Poème, version chantable, à écouter en musique de Adnane Benchakroun
Pour ceux qui aiment encore lire : Poème de Adnane Benchakroun
Un village en montagne, un coin loin du matin.
Un hamac dans les pins, du silence à l’appel…
Mais j’ai l’âme citadine, et le dos en grève, hélas, fidèle.
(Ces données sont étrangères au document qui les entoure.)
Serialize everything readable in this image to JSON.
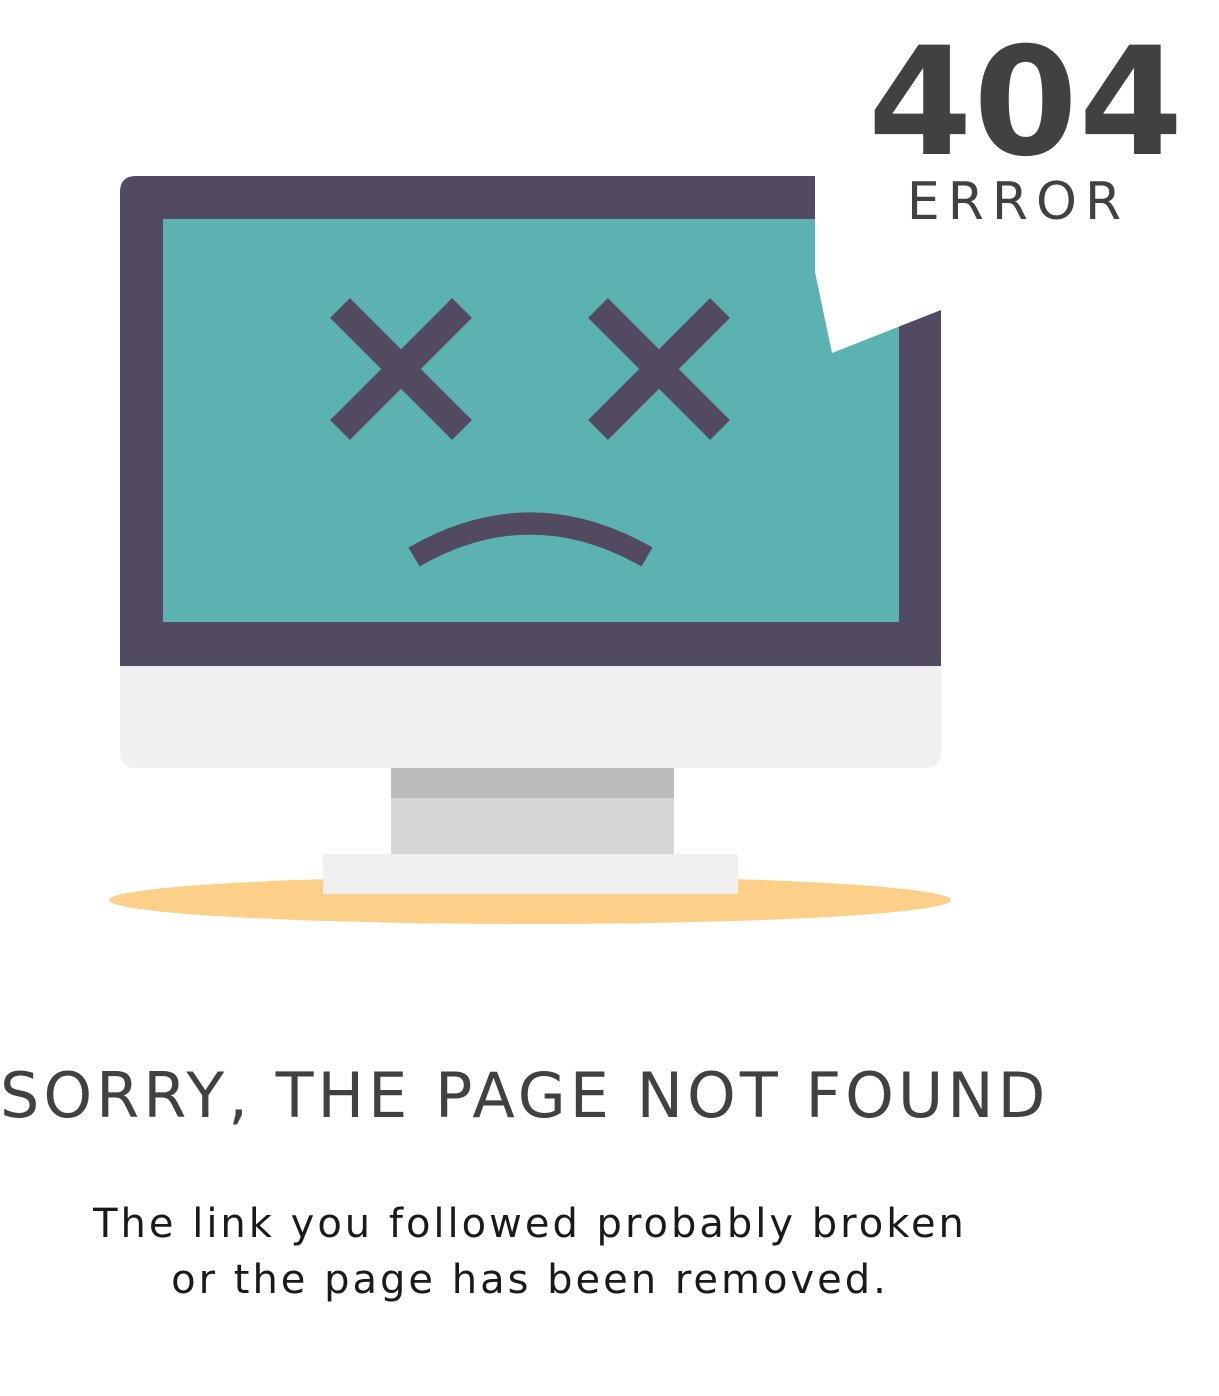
{
  "illustration": {
    "icon": "broken-computer-icon",
    "colors": {
      "bezel": "#524a61",
      "screen": "#5cb2b1",
      "chin": "#f0f0f0",
      "stand_top": "#bcbcbc",
      "stand": "#d6d6d6",
      "base": "#f0f0f0",
      "shadow": "#fdd08a",
      "face": "#524a61"
    }
  },
  "error_badge": {
    "code": "404",
    "label": "ERROR"
  },
  "headline": "SORRY, THE PAGE NOT FOUND",
  "message": {
    "line1": "The link you followed probably broken",
    "line2": "or the page has been removed."
  }
}
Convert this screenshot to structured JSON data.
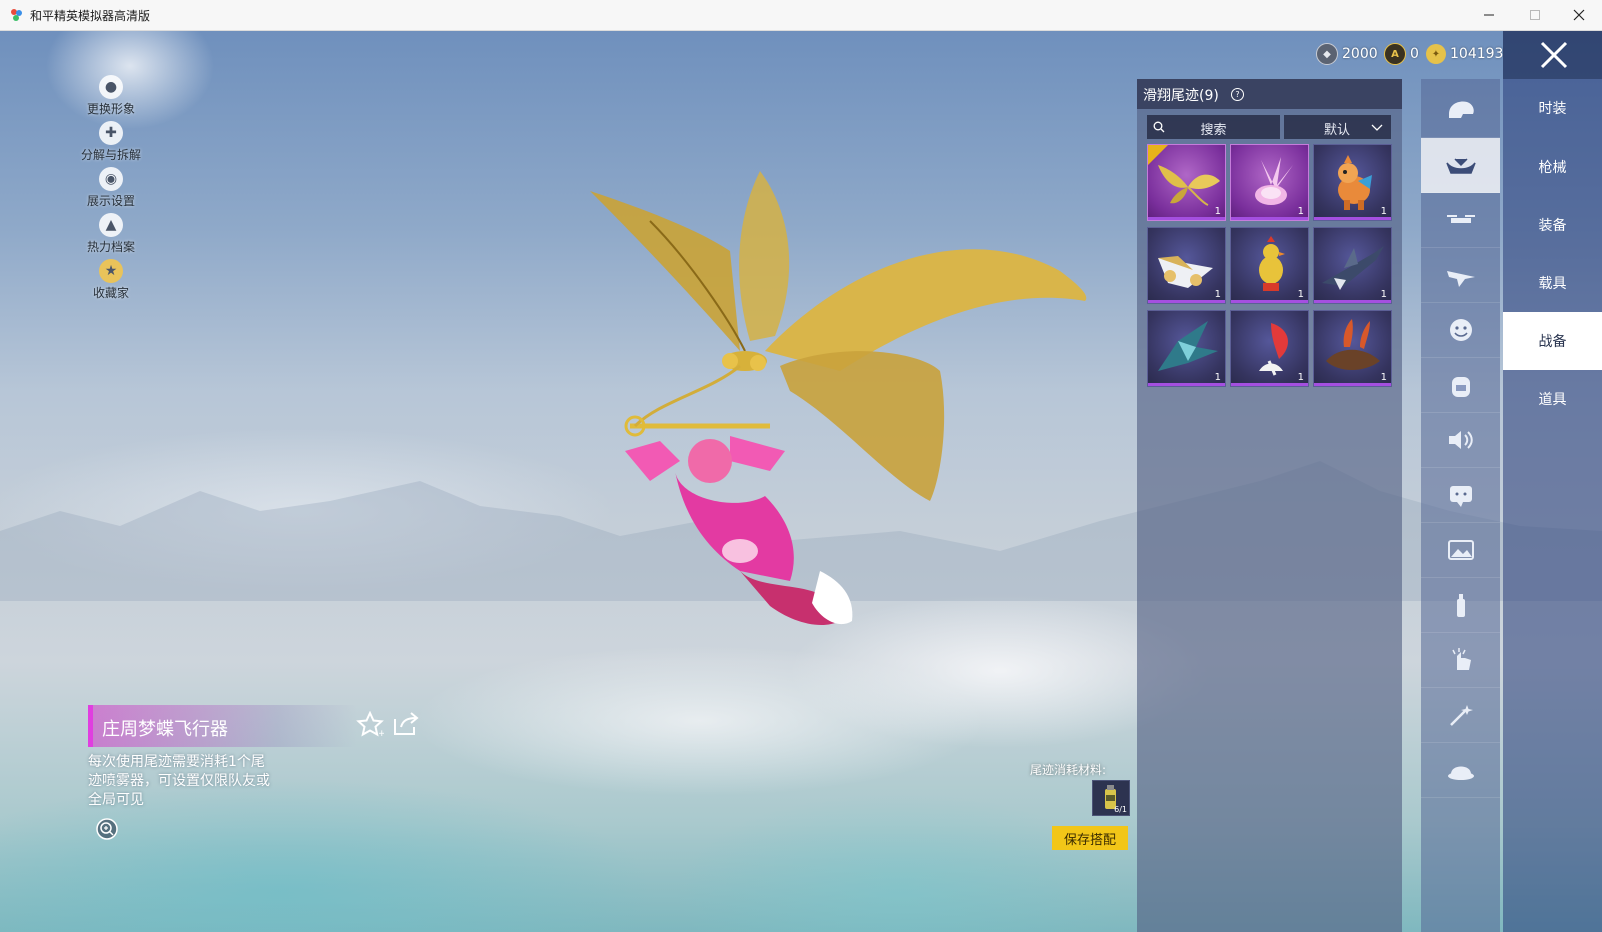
{
  "window": {
    "title": "和平精英模拟器高清版"
  },
  "currency": [
    {
      "icon": "silver-coin-icon",
      "value": "2000"
    },
    {
      "icon": "gold-coin-icon",
      "value": "0"
    },
    {
      "icon": "token-icon",
      "value": "104193"
    }
  ],
  "left_menu": [
    {
      "label": "更换形象",
      "icon": "avatar-icon"
    },
    {
      "label": "分解与拆解",
      "icon": "puzzle-icon"
    },
    {
      "label": "展示设置",
      "icon": "eye-icon"
    },
    {
      "label": "热力档案",
      "icon": "flame-icon"
    },
    {
      "label": "收藏家",
      "icon": "collector-badge-icon"
    }
  ],
  "item": {
    "name": "庄周梦蝶飞行器",
    "description": "每次使用尾迹需要消耗1个尾迹喷雾器，可设置仅限队友或全局可见"
  },
  "consume": {
    "label": "尾迹消耗材料:",
    "count": "6/1"
  },
  "save_button": "保存搭配",
  "panel": {
    "title": "滑翔尾迹(9)",
    "search_label": "搜索",
    "sort_label": "默认",
    "items": [
      {
        "art": "golden-butterfly",
        "qty": "1",
        "selected": true
      },
      {
        "art": "pink-crystal-flower",
        "qty": "1"
      },
      {
        "art": "orange-horse",
        "qty": "1"
      },
      {
        "art": "white-jet",
        "qty": "1"
      },
      {
        "art": "rooster-toy",
        "qty": "1"
      },
      {
        "art": "shark-jet",
        "qty": "1"
      },
      {
        "art": "teal-dragon-wing",
        "qty": "1"
      },
      {
        "art": "red-flame-spray",
        "qty": "1"
      },
      {
        "art": "bronze-rocket",
        "qty": "1"
      }
    ]
  },
  "rail_icons": [
    "helmet-icon",
    "glider-icon",
    "drone-icon",
    "plane-icon",
    "emote-icon",
    "backpack-icon",
    "speaker-icon",
    "chat-icon",
    "gallery-icon",
    "spray-icon",
    "gesture-icon",
    "sparkle-icon",
    "roast-chicken-icon"
  ],
  "tabs": [
    "时装",
    "枪械",
    "装备",
    "载具",
    "战备",
    "道具"
  ],
  "colors": {
    "accent_yellow": "#f2c618",
    "item_highlight": "#e03ee0",
    "panel_bg": "#535f82"
  }
}
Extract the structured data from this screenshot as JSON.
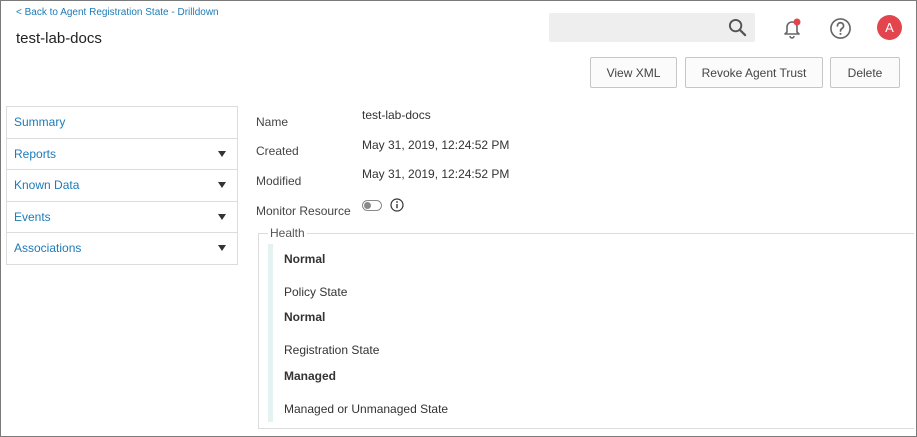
{
  "header": {
    "back_link": "< Back to Agent Registration State - Drilldown",
    "title": "test-lab-docs",
    "avatar_initial": "A",
    "icons": [
      "search-icon",
      "bell-icon",
      "help-icon"
    ],
    "notification_dot_color": "#e3454f"
  },
  "toolbar": {
    "view_xml": "View XML",
    "revoke": "Revoke Agent Trust",
    "delete": "Delete"
  },
  "sidebar": {
    "items": [
      {
        "label": "Summary"
      },
      {
        "label": "Reports"
      },
      {
        "label": "Known Data"
      },
      {
        "label": "Events"
      },
      {
        "label": "Associations"
      }
    ]
  },
  "details": {
    "name_label": "Name",
    "name_value": "test-lab-docs",
    "created_label": "Created",
    "created_value": "May 31, 2019, 12:24:52 PM",
    "modified_label": "Modified",
    "modified_value": "May 31, 2019, 12:24:52 PM",
    "monitor_label": "Monitor Resource",
    "monitor_enabled": false
  },
  "health": {
    "legend": "Health",
    "entries": [
      {
        "value": "Normal",
        "label": "Policy State"
      },
      {
        "value": "Normal",
        "label": "Registration State"
      },
      {
        "value": "Managed",
        "label": "Managed or Unmanaged State"
      }
    ]
  }
}
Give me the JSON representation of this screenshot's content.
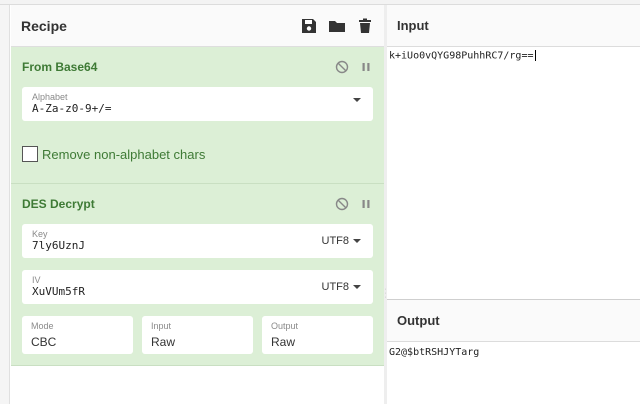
{
  "recipe": {
    "title": "Recipe",
    "actions": [
      "save-icon",
      "folder-icon",
      "trash-icon"
    ]
  },
  "operations": [
    {
      "title": "From Base64",
      "alphabet_label": "Alphabet",
      "alphabet_value": "A-Za-z0-9+/=",
      "checkbox_label": "Remove non-alphabet chars",
      "checkbox_checked": false
    },
    {
      "title": "DES Decrypt",
      "key_label": "Key",
      "key_value": "7ly6UznJ",
      "key_encoding": "UTF8",
      "iv_label": "IV",
      "iv_value": "XuVUm5fR",
      "iv_encoding": "UTF8",
      "mode_label": "Mode",
      "mode_value": "CBC",
      "input_label": "Input",
      "input_value": "Raw",
      "output_label": "Output",
      "output_value": "Raw"
    }
  ],
  "input": {
    "title": "Input",
    "text": "k+iUo0vQYG98PuhhRC7/rg=="
  },
  "output": {
    "title": "Output",
    "text": "G2@$btRSHJYTarg"
  },
  "colors": {
    "op_background": "#dcefd6",
    "op_title": "#3e7a35"
  }
}
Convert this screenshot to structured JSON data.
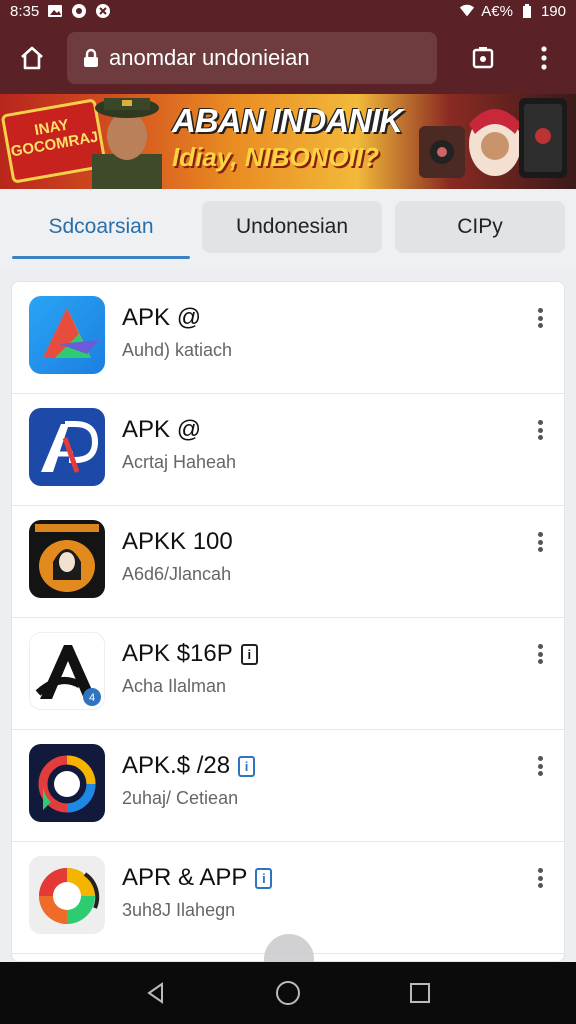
{
  "status_bar": {
    "time": "8:35",
    "battery_text": "A€%",
    "signal_text": "190"
  },
  "toolbar": {
    "url": "anomdar undonieian"
  },
  "banner": {
    "badge_text": "INAY GOCOMRAJ",
    "title": "ABAN INDANIK",
    "subtitle": "Idiay, NIBONOII?"
  },
  "tabs": [
    {
      "label": "Sdcoarsian",
      "active": true
    },
    {
      "label": "Undonesian",
      "active": false
    },
    {
      "label": "CIPy",
      "active": false
    }
  ],
  "apps": [
    {
      "title": "APK @",
      "subtitle": "Auhd) katiach",
      "icon": "gradient-a-icon",
      "badge": ""
    },
    {
      "title": "APK @",
      "subtitle": "Acrtaj Haheah",
      "icon": "ap-logo-icon",
      "badge": ""
    },
    {
      "title": "APKK 100",
      "subtitle": "A6d6/Jlancah",
      "icon": "hooded-figure-icon",
      "badge": ""
    },
    {
      "title": "APK $16P",
      "subtitle": "Acha Ilalman",
      "icon": "black-a-icon",
      "badge": "black"
    },
    {
      "title": "APK.$ /28",
      "subtitle": "2uhaj/ Cetiean",
      "icon": "ring-chat-icon",
      "badge": "blue"
    },
    {
      "title": "APR & APP",
      "subtitle": "3uh8J Ilahegn",
      "icon": "color-wheel-icon",
      "badge": "blue"
    }
  ],
  "colors": {
    "chrome": "#5a2226",
    "accent": "#3b82c4"
  }
}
Moi, j’grimpe les mots, pas les montagnes,
Mon sommet, c’est mon lit quand il gagne.
Le silence des cimes, très peu pour moi,
J’préfère le bruit doux d’un couscous chez moi.
Tu parles de sentiers qui serpentent les cimes,
De cascades cachées, de beauté sans abîmes.
Tu m’invites à grimper, à m’élever, marcher…
Mais moi, dès la montée, je sens mon corps lâcher.
Je n’ai pas les mollets des hommes de l’altitude,
Ni ce goût du rocher, ni même la certitude
Que l’air pur m’irait mieux que mon petit fauteuil…
J’ai l’art de l’escalade… mais vers le buffet, sans orgueil.
Les sommets, je les aime… dans les livres, les photos,
Ou vus depuis l’écran, au chaud sous mon plaid gros.
J’aime quand la nature reste à distance noble,
Qu’elle me fasse signe… mais pas qu’elle m’étrangle ou me gobe.
Moi, j’grimpe les mots, pas les montagnes,
Mon sommet, c’est mon lit quand il gagne.
Le silence des cimes, très peu pour moi,
J’préfère le bruit doux d’un couscous chez moi.
Je suis l’anti-randonneur, la honte du bivouac,
Le type qui prend l’ascenseur même pour un étage flac.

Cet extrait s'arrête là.